Pandas version checks
-
[X] I have checked that this issue has not already been reported.
-
[X] I have confirmed this bug exists on the latest version of pandas.
-
[ ] I have confirmed this bug exists on the main branch of pandas.
Reproducible Example
from decimal import Decimal
import pandas as pd
df = pd.DataFrame({"a": [1, 2, None, 4], "b": [1.5, None, 2.5, 3.5]})
selected_df = df.select_dtypes(include=["number", Decimal])
selected_df.fillna(0, inplace=True)
df.to_markdown()
Issue Description
On Pandas 1.3.4 and previously, mutating the DataFrame
returned by select_dtypes
didn't change the original DataFrame
. However, on 1.4.3, it appears mutating the selected DataFrame
changes the original one. I suspect this is the PR that has caused the change in behavior: #42611
On 1.4.3, the original DataFrame
is mutated:
a | b | |
---|---|---|
0 | 1 | 1.5 |
1 | 2 | 0 |
2 | 0 | 2.5 |
3 | 4 | 3.5 |
Expected Behavior
on 1.3.4, the original DataFrame
is unchanged:
a | b | |
---|---|---|
0 | 1 | 1.5 |
1 | 2 | nan |
2 | nan | 2.5 |
3 | 4 | 3.5 |
Installed Versions
Comment From: jorisvandenbossche
@villebro thanks for the report! That's indeed an unintended change in behaviour in 1.4 (and https://github.com/pandas-dev/pandas/pull/42611 seems indeed the likely cause). I opened a PR to fix this: https://github.com/pandas-dev/pandas/pull/48176
Comment From: villebro
@jorisvandenbossche thanks for looking into this issue and fixing it! FWIW, PR reviewed and approved 👍
Comment From: simonjayhawkins
That's indeed an unintended change in behaviour in 1.4 (and #42611 seems indeed the likely cause)

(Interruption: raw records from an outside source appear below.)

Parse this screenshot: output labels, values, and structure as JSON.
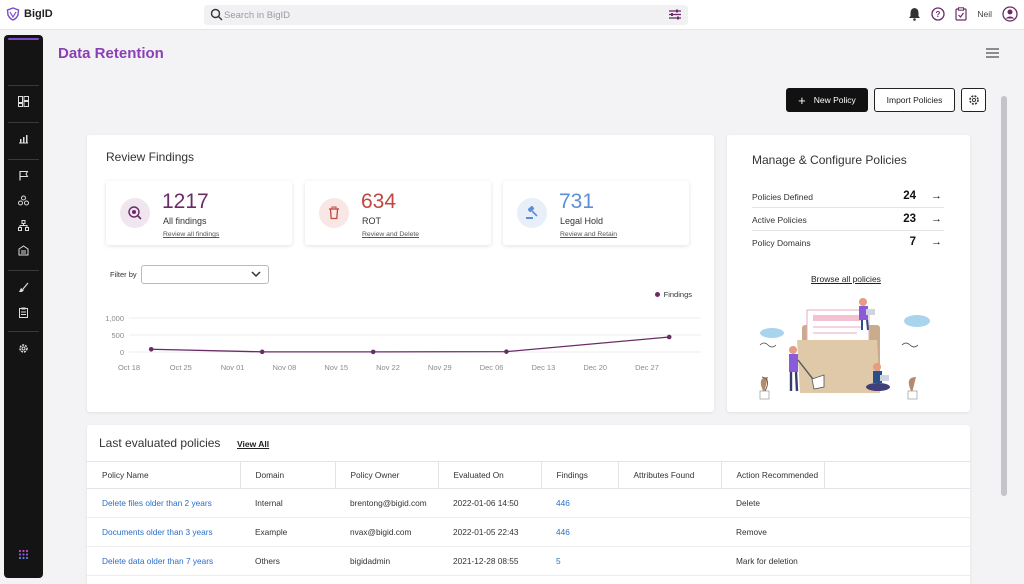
{
  "app": {
    "name": "BigID"
  },
  "search": {
    "placeholder": "Search in BigID"
  },
  "user": {
    "name": "Neil"
  },
  "page": {
    "title": "Data Retention"
  },
  "actions": {
    "new_policy": "New Policy",
    "import_policies": "Import Policies"
  },
  "review": {
    "title": "Review Findings",
    "stats": [
      {
        "value": "1217",
        "label": "All findings",
        "link": "Review all findings",
        "color": "#6a2c67",
        "icon": "eye-icon"
      },
      {
        "value": "634",
        "label": "ROT",
        "link": "Review and Delete",
        "color": "#c0473f",
        "icon": "trash-icon"
      },
      {
        "value": "731",
        "label": "Legal Hold",
        "link": "Review and Retain",
        "color": "#5b8fd8",
        "icon": "gavel-icon"
      }
    ],
    "filter_label": "Filter by",
    "filter_value": ""
  },
  "chart_data": {
    "type": "line",
    "series": [
      {
        "name": "Findings",
        "points": [
          [
            "Oct 21",
            80
          ],
          [
            "Nov 05",
            5
          ],
          [
            "Nov 20",
            3
          ],
          [
            "Dec 08",
            10
          ],
          [
            "Dec 30",
            440
          ]
        ]
      }
    ],
    "x_ticks": [
      "Oct 18",
      "Oct 25",
      "Nov 01",
      "Nov 08",
      "Nov 15",
      "Nov 22",
      "Nov 29",
      "Dec 06",
      "Dec 13",
      "Dec 20",
      "Dec 27"
    ],
    "y_ticks": [
      "1,000",
      "500",
      "0"
    ],
    "ylim": [
      0,
      1000
    ],
    "grid": true,
    "legend": "top-right",
    "color": "#6a2c67"
  },
  "manage": {
    "title": "Manage & Configure Policies",
    "rows": [
      {
        "label": "Policies Defined",
        "value": "24"
      },
      {
        "label": "Active Policies",
        "value": "23"
      },
      {
        "label": "Policy Domains",
        "value": "7"
      }
    ],
    "browse": "Browse all policies",
    "arrow": "→"
  },
  "last": {
    "title": "Last evaluated policies",
    "view_all": "View All",
    "columns": [
      "Policy Name",
      "Domain",
      "Policy Owner",
      "Evaluated On",
      "Findings",
      "Attributes Found",
      "Action Recommended",
      ""
    ],
    "rows": [
      [
        "Delete files older than 2 years",
        "Internal",
        "brentong@bigid.com",
        "2022-01-06 14:50",
        "446",
        "",
        "Delete",
        ""
      ],
      [
        "Documents older than 3 years",
        "Example",
        "nvax@bigid.com",
        "2022-01-05 22:43",
        "446",
        "",
        "Remove",
        ""
      ],
      [
        "Delete data older than 7 years",
        "Others",
        "bigidadmin",
        "2021-12-28 08:55",
        "5",
        "",
        "Mark for deletion",
        ""
      ]
    ]
  }
}
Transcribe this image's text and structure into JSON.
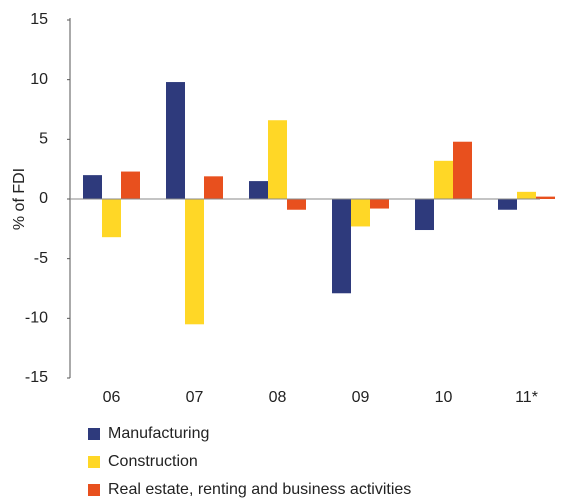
{
  "chart_data": {
    "type": "bar",
    "y_label": "% of FDI",
    "categories": [
      "06",
      "07",
      "08",
      "09",
      "10",
      "11*"
    ],
    "series": [
      {
        "name": "Manufacturing",
        "color": "#2e3a7c",
        "values": [
          2.0,
          9.8,
          1.5,
          -7.9,
          -2.6,
          -0.9
        ]
      },
      {
        "name": "Construction",
        "color": "#ffd726",
        "values": [
          -3.2,
          -10.5,
          6.6,
          -2.3,
          3.2,
          0.6
        ]
      },
      {
        "name": "Real estate, renting and business activities",
        "color": "#e8501e",
        "values": [
          2.3,
          1.9,
          -0.9,
          -0.8,
          4.8,
          0.2
        ]
      }
    ],
    "ylim": [
      -15,
      15
    ],
    "yticks": [
      -15,
      -10,
      -5,
      0,
      5,
      10,
      15
    ],
    "grid": false
  }
}
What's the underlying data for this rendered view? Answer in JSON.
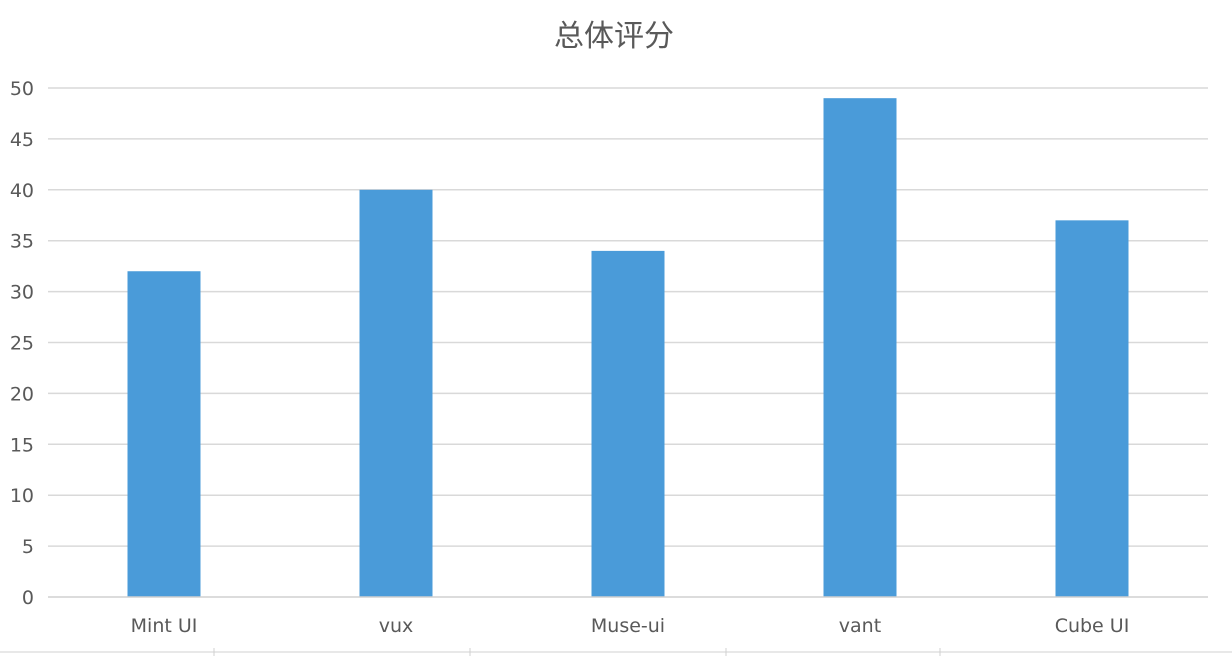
{
  "chart_data": {
    "type": "bar",
    "title": "总体评分",
    "categories": [
      "Mint UI",
      "vux",
      "Muse-ui",
      "vant",
      "Cube UI"
    ],
    "series": [
      {
        "values": [
          32,
          40,
          34,
          49,
          37
        ]
      }
    ],
    "ylim": [
      0,
      50
    ],
    "yticks": [
      0,
      5,
      10,
      15,
      20,
      25,
      30,
      35,
      40,
      45,
      50
    ],
    "grid": true,
    "legend": "none",
    "bar_color": "#4a9bd9"
  }
}
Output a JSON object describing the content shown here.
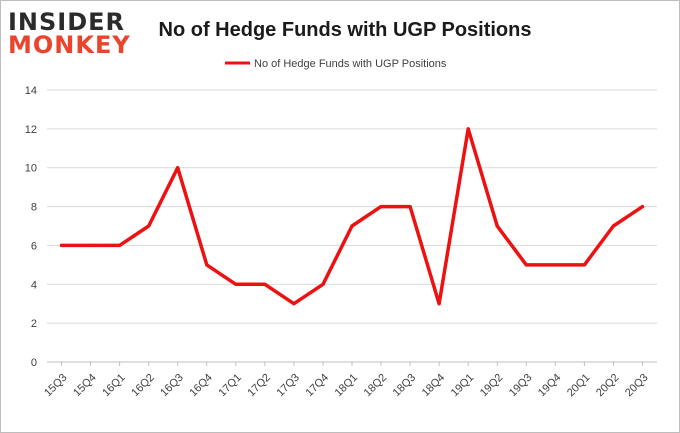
{
  "logo": {
    "line1": "INSIDER",
    "line2": "MONKEY"
  },
  "chart_data": {
    "type": "line",
    "title": "No of Hedge Funds with UGP Positions",
    "categories": [
      "15Q3",
      "15Q4",
      "16Q1",
      "16Q2",
      "16Q3",
      "16Q4",
      "17Q1",
      "17Q2",
      "17Q3",
      "17Q4",
      "18Q1",
      "18Q2",
      "18Q3",
      "18Q4",
      "19Q1",
      "19Q2",
      "19Q3",
      "19Q4",
      "20Q1",
      "20Q2",
      "20Q3"
    ],
    "series": [
      {
        "name": "No of Hedge Funds with UGP Positions",
        "values": [
          6,
          6,
          6,
          7,
          10,
          5,
          4,
          4,
          3,
          4,
          7,
          8,
          8,
          3,
          12,
          7,
          5,
          5,
          5,
          7,
          8
        ]
      }
    ],
    "ylim": [
      0,
      14
    ],
    "yticks": [
      0,
      2,
      4,
      6,
      8,
      10,
      12,
      14
    ],
    "xlabel": "",
    "ylabel": "",
    "grid": true,
    "legend": "top-center",
    "colors": {
      "line": "#ee1111",
      "grid": "#d9d9d9",
      "text": "#404040",
      "title": "#1a1a1a",
      "logo_dark": "#2b2b2b",
      "logo_red": "#e8452c"
    }
  }
}
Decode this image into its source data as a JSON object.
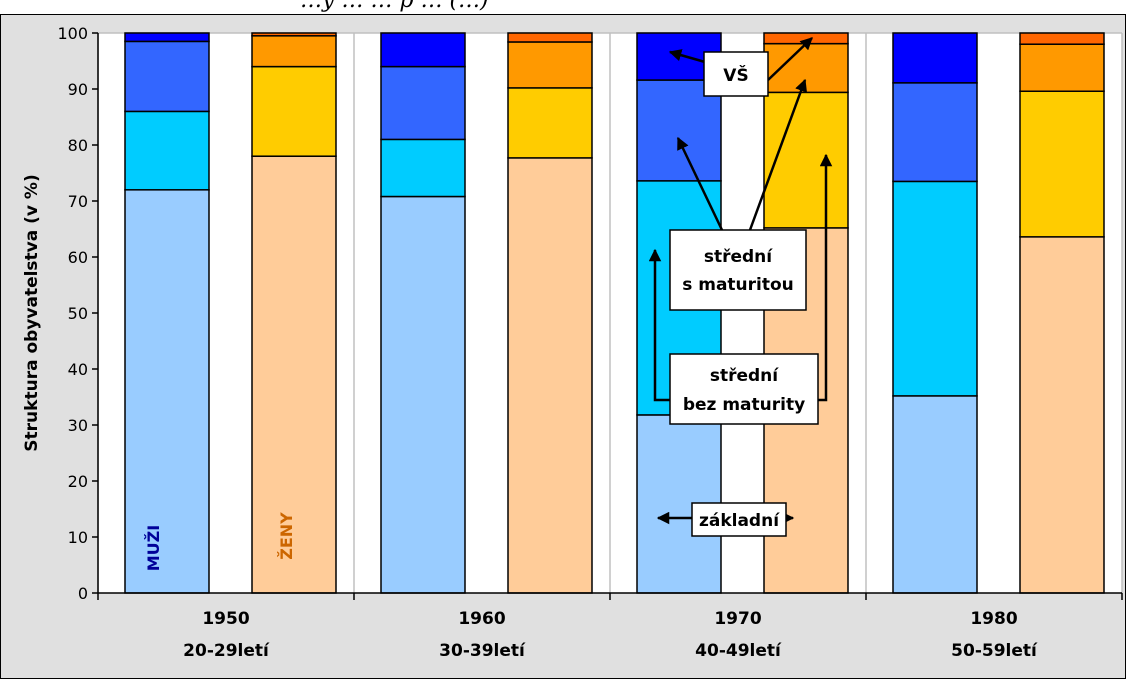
{
  "chart_data": {
    "type": "bar",
    "title": "…y … … p … (…)",
    "ylabel": "Struktura obyvatelstva (v %)",
    "ylim": [
      0,
      100
    ],
    "yticks": [
      0,
      10,
      20,
      30,
      40,
      50,
      60,
      70,
      80,
      90,
      100
    ],
    "grid": true,
    "groups": [
      {
        "year": "1950",
        "age": "20-29letí"
      },
      {
        "year": "1960",
        "age": "30-39letí"
      },
      {
        "year": "1970",
        "age": "40-49letí"
      },
      {
        "year": "1980",
        "age": "50-59letí"
      }
    ],
    "gender_labels": {
      "men": "MUŽI",
      "women": "ŽENY"
    },
    "segments": [
      "základní",
      "střední bez maturity",
      "střední s maturitou",
      "VŠ"
    ],
    "colors": {
      "men": [
        "#99ccff",
        "#00ccff",
        "#3366ff",
        "#0000ff"
      ],
      "women": [
        "#ffcc99",
        "#ffcc00",
        "#ff9900",
        "#ff6600"
      ],
      "background": "#e0e0e0"
    },
    "series": [
      {
        "group": "1950",
        "gender": "men",
        "values": [
          72,
          14,
          12.5,
          1.5
        ]
      },
      {
        "group": "1950",
        "gender": "women",
        "values": [
          78,
          16,
          5.5,
          0.5
        ]
      },
      {
        "group": "1960",
        "gender": "men",
        "values": [
          70.8,
          10.2,
          13,
          6
        ]
      },
      {
        "group": "1960",
        "gender": "women",
        "values": [
          77.7,
          12.5,
          8.2,
          1.6
        ]
      },
      {
        "group": "1970",
        "gender": "men",
        "values": [
          31.8,
          41.8,
          18,
          8.4
        ]
      },
      {
        "group": "1970",
        "gender": "women",
        "values": [
          65.2,
          24.2,
          8.7,
          1.9
        ]
      },
      {
        "group": "1980",
        "gender": "men",
        "values": [
          35.2,
          38.3,
          17.6,
          8.9
        ]
      },
      {
        "group": "1980",
        "gender": "women",
        "values": [
          63.6,
          26,
          8.4,
          2
        ]
      }
    ],
    "annotations": {
      "vs": "VŠ",
      "stredni_s_maturitou": [
        "střední",
        "s maturitou"
      ],
      "stredni_bez_maturity": [
        "střední",
        "bez maturity"
      ],
      "zakladni": "základní"
    }
  }
}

can confirm, from bisect, first bad commit: [37ea2cd5e932f8ab1b0ab0eb999f524809e83f38] PERF: select_dtypes (#42611)
Comment From: pickfire
I noticed this broke our code in 1.5 since we are depending on the select_dtypes
to return a reference to the original data frame in 1.4 as a feature, so that we can do .select_dtypes(exclude=['int8']).fillna('', inplace=True)
, I tried finding this but can't seemed to find it in the list of API breaking change.
https://pandas.pydata.org/pandas-docs/stable/whatsnew/v1.5.0.html#backwards-incompatible-api-changes
Can we also put there?